You will want to know if you can start getting medical, dental or vision care immediately or if you must wait. Some insurance plans require you to wait until they cover certain treatments or surgeries. Waiting periods can also extend to how often you are able to receive routine care.

Types of plans:
The process of choosing insurance can be a lot easier when you know what you’re looking for. Imagine what pirates could have achieved if they had GPS on their ships. Some of the plan acronyms do sound like ship names. With that in mind, we will look at the types of plans out there:

  • Medical insurance plans have four common types: EPO, HMO, POS, and PPO.
  • Dental insurance can be provided in iterations of these six plan types: DPPO, DHMO, DEPO, DPOS, DMPO, and Dental Indemnity.
  • Dental Preferred Provider Organization (DPPO): On these plans the insurance will have a contract with the dentist who agrees to set a fee for each service. If the dentist is not contracted with the insurance your costs can be higher.
  • Dental Health Maintenance Organization (DHMO): These plan types require you to choose a primary dentist. If you go to your assigned dentist, you will have no cost or a reduced amount for each visit, depending on the service.
  • Dental Exclusive Provider Organizations (DEPO): These plans are like DHMO plans. However, DEPO plans can offer a larger choice of in-network providers. You may need a written referral from your assigned provider to see a specialist.
  • Dental Point of Service (DPOS): You will have the option of going to an out-of-network provider. It is worth keeping in mind that you will likely pay more for services.
  • Discount Dental Plan (DMPO): Unlike a typical insurance plan, you will instantly receive discounted rates without needing to pay a deductible or out-of-pocket maximum. You can use a DMPO on top of an existing dental insurance plan to save more money.
  • Dental Indemnity: These plans are less common. They involve reimbursing the patient instead of the provider. The dollar amount will be based on the “usual, customary and reasonable” rates determined by the insurance.

And here are some common insurance terms for good measure. Anchors away!

Saving on cost:
Some people look at insurance as a financial commitment they can live without. Luckily, there are multiple types of medical and dental insurance to suit your specific needs and budget. These plans cost less compared to paying dental fees without insurance. Insurance is also helpful during an emergency. You never know when you’ll need medical or dental care. And paying the full fees upfront can be stressful.

Working with an insurance broker:

You can also work with an insurance agent or brokerage that is familiar with the health insurance marketplace. This could be one of the best ways to receive guidance as they will be able to hear your unique needs and lead you to a plan that suits. They would have already vetted many of the benefits programs out there.
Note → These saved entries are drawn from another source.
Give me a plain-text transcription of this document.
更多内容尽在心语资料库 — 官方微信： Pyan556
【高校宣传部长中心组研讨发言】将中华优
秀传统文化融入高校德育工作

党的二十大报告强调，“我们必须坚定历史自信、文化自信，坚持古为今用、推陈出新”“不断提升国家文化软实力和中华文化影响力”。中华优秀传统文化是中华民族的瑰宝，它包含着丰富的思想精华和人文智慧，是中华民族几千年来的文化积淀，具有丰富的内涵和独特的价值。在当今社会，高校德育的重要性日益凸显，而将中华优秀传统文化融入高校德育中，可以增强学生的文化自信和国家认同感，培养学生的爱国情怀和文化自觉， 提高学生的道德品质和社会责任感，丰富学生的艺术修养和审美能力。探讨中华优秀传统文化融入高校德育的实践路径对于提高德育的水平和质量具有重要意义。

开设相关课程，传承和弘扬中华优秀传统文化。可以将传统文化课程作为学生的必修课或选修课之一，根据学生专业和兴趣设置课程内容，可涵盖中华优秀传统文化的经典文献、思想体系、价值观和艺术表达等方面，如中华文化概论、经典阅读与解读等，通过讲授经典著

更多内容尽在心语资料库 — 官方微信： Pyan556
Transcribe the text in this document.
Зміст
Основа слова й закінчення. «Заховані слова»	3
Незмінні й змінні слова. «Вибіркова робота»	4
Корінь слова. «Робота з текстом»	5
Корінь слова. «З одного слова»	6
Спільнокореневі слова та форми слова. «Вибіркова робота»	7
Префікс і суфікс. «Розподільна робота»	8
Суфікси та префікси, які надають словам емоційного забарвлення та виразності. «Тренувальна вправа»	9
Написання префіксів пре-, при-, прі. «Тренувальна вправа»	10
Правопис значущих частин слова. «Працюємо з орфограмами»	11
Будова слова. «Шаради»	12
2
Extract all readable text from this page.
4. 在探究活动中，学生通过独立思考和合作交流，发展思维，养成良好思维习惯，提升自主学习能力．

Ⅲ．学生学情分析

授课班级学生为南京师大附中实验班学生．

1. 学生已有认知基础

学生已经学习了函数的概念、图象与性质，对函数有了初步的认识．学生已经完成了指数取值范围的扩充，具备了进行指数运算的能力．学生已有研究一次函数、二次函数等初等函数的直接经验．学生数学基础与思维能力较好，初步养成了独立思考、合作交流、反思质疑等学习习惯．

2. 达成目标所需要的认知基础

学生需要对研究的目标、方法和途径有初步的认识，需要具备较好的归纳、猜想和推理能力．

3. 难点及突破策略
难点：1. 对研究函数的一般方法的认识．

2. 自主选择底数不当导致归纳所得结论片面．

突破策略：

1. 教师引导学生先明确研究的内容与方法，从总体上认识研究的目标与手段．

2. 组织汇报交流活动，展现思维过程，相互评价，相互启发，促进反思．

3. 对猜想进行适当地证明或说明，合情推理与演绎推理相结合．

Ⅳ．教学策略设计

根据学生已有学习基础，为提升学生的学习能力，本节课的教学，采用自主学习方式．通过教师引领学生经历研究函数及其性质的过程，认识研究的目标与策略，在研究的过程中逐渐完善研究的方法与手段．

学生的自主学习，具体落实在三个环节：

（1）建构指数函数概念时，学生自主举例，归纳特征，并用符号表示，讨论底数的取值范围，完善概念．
So, yes losing health insurance is a headache. But you can see there are plenty of reasons to forge ahead and make sure you still have a form of coverage. It allows you to take care of your overall health, provides easier access to necessary treatments, and offers financial protection for unexpected health issues. Remember that dental insurance plans vary in terms of coverage and cost. We hope these tips will make it easier for you to navigate and review the different plans available to you.